Rémunération :rémunération annuelle au moins égale à 120 % du minimum conventionnel de la catégorie (sur la base d'un forfait annuel de 218 jours ou sur la base du forfait défini en entreprise). Rémunération mensuelle lissée quel que soit le nombre de jours travaillés dans le mois.
7 – LICENCIEMENT ET DEPART A LA RETRAITE
7-1- LICENCIEMENT 7-1-1- Indemnité de licenciement Catégorie Ancienneté Montant ETAM < 10 ans >10 ans 1/4 de mois pour chaque année de présence 1/3 de mois pour chaque année de présence Ingénieurs et cadre < 2 ans >2 ans 1/4 de mois pour chaque année de présence 1/3 de mois pour chaque année de présence.
7-1-2- Indemnité de départ volontaire à la retraite Indemnité versée aux salariés ayant plus de 5 ans d’ancienneté révolus. Catégorie Montant de l’indemnité ETAM / INGENIEURS ET CADRE 1 mois +1/5 de mois par année à partir de la 6e
8 – RETRAITE COMPLEMENTAIRE REGIMES DE PREVOYANCE ET DE FRAIS DE SANTE
8-1-Retraite complémentaire Institution et taux de cotisation non fixés 8-2- Régime de prévoyance
Organisme assureur : Malakoff Médéric Prévoyance
Bénéficiaires : tous les salariés inscrits à l’effectif de l’entreprise, y compris les salariés dont le contrat de travail est suspendu (notamment pour maladie ou congé parental) et les salariés atteint d’une pathologie avant la date d’entrée en vigueur du régime.
8-3- Régime de frais de santé
Champ d’application : application du régime aux entreprise de la branche des bureaux d’études techniques, des cabinets d’ingénieurs-conseils et des sociétés de conseils.

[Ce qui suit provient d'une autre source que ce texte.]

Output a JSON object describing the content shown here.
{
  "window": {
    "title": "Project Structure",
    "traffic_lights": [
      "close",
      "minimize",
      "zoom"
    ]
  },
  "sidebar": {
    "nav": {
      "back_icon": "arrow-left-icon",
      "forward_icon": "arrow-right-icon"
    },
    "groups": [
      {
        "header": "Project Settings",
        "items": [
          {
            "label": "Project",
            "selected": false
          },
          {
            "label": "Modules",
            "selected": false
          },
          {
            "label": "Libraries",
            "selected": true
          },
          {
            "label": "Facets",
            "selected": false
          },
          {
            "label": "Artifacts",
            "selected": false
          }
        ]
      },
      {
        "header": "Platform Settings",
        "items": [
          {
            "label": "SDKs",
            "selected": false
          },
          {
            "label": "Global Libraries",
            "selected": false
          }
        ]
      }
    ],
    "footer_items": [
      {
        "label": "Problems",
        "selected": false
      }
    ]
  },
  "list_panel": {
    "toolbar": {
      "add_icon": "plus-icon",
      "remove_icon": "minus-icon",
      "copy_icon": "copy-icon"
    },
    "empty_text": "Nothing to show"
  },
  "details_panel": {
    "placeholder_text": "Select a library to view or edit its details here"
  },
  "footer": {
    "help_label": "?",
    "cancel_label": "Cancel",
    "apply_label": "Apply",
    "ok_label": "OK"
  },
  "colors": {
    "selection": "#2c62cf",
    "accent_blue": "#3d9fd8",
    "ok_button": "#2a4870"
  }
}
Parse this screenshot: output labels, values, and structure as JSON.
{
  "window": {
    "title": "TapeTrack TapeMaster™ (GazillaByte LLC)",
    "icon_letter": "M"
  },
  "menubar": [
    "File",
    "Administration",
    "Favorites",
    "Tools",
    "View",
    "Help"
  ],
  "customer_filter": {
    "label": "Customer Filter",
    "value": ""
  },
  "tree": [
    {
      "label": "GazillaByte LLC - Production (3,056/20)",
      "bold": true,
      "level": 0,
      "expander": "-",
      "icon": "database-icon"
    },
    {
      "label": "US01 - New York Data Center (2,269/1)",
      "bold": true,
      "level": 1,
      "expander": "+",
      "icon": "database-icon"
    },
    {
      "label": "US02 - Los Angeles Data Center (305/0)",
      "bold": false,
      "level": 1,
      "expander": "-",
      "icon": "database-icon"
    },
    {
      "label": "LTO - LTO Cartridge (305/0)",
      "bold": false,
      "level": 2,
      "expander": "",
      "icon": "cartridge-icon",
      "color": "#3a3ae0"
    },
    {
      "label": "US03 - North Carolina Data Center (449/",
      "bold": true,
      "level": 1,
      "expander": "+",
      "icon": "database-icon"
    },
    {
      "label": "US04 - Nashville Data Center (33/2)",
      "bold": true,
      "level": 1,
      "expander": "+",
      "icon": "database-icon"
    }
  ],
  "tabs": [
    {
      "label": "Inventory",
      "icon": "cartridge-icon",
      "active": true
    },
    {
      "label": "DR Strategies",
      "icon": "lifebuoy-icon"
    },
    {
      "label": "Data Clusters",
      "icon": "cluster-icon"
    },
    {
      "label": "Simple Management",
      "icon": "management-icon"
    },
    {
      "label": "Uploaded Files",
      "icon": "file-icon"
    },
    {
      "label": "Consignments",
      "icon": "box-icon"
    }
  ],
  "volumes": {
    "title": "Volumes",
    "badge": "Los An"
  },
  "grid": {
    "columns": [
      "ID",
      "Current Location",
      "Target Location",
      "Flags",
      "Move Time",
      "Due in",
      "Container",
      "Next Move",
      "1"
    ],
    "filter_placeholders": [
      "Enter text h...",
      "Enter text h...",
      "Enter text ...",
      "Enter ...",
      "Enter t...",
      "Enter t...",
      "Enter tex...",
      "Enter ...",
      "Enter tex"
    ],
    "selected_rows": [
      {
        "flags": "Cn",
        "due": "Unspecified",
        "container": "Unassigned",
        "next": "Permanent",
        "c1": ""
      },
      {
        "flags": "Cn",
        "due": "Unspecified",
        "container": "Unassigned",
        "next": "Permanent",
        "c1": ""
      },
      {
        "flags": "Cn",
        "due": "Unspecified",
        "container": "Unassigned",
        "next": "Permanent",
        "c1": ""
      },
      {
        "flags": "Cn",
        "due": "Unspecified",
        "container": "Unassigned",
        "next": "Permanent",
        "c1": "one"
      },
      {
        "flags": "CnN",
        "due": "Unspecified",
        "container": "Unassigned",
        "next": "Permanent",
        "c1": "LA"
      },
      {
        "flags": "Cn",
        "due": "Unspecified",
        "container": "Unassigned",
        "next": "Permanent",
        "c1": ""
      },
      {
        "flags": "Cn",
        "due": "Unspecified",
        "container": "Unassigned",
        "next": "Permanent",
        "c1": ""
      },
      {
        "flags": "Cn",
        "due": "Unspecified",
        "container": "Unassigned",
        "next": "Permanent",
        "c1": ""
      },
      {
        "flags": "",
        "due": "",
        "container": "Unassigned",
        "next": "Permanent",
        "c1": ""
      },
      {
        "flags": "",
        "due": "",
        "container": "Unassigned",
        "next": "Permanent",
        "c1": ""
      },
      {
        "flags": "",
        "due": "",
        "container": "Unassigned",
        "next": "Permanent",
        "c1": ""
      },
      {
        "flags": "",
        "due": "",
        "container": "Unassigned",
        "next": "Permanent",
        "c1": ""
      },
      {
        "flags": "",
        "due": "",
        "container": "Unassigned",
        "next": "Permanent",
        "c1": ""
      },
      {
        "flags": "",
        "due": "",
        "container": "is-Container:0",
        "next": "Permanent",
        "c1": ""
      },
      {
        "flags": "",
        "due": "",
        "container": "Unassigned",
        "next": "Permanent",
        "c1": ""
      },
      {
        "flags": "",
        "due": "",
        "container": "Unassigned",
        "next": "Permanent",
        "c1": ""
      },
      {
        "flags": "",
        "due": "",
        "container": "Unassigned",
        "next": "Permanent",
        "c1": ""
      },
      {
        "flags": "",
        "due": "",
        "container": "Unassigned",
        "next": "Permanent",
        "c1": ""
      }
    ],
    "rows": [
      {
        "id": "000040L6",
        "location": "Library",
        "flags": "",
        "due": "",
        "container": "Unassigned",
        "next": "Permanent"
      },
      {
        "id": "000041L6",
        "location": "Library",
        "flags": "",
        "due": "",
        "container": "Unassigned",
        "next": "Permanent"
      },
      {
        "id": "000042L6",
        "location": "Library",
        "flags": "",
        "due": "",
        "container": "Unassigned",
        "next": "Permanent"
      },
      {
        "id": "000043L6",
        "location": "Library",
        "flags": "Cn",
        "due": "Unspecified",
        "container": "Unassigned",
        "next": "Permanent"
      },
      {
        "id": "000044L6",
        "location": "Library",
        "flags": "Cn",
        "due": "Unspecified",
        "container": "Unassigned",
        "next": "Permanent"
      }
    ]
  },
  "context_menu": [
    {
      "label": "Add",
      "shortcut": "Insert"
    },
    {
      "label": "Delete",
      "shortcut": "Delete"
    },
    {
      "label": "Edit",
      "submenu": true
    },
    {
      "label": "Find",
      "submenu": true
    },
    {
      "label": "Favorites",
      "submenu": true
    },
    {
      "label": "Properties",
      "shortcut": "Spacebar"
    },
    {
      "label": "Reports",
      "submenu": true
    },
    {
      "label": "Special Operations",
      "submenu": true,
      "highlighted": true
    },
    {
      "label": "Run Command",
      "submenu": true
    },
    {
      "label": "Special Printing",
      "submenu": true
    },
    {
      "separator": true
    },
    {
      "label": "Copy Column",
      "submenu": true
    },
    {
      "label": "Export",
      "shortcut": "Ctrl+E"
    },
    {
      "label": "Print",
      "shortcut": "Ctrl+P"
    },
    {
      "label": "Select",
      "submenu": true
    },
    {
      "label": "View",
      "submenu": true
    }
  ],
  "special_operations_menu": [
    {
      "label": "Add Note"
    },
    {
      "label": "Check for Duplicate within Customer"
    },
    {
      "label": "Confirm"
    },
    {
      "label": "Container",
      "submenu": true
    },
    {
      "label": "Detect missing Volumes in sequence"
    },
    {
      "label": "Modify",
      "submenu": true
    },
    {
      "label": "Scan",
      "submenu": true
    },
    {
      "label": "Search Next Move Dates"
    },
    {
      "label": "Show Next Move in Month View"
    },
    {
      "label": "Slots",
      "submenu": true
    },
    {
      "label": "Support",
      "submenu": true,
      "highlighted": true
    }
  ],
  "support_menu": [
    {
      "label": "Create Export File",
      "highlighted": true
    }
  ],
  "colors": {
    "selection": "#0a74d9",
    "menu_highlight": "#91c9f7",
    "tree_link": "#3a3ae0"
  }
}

Bénéficiaires : tous les salariés inscrits à l’effectif, ainsi que leurs enfants à charge au sens de la sécurité sociale.
Organismes assureurs recommandés :
Aésio
Harmonie Mutuelle
Malakoff Humanis prévoyance.
9 – DOMAINES NON TRAITES PAR L’ACCORD
Toutes les questions qui ne sont pas traitées, réglées et encadrées par le présent accord relèvent des dispositions légales, règlementaires et conventionnelles en vigueur. La SARL FIDAP CONSEIL dans ses relations contractuelles avec ses salariés voit la convention collective SYNTEC se substituer en tous points à la convention collective nationale de l’immobilier.
10 – DUREE - ENTREE EN VIGUEUR
Le présent accord entrera en vigueur le 1 octobre 2022. Il est conclu pour une durée indéterminée
11 – DENONCIATION – REVISION
Le présent accord pourra être dénoncé ou révisé, conformément aux dispositions de l’article L2232-22 du code du travail :
A l’initiative de l’employeur en respectant un préavis de 3 mois ;
Par les salariés représentant les deux tiers du personnel par notification collective et écrite à l’attention de l’employeur. La dénonciation à l’initiative des salariés ne peut avoir lieu que pendant un délai d’un mois avant chaque date anniversaire de la conclusion de l’accord.
12 – FORMALITES DE DEPOT ET PUBLICITE
Le présent accord fera l’objet des formalités de dépôt et de publicité suivantes, à la diligence de la Direction :
Il sera déposé sur la plateforme de téléprocédure du Ministère du travail
Il sera remis aux conseils de prud’hommes de Besançon et Reims
Mention de son existence et du fait qu’il sera à disposition des salariés sur le lieu de travail figurant aux emplacements réservés à la communication avec le personnel.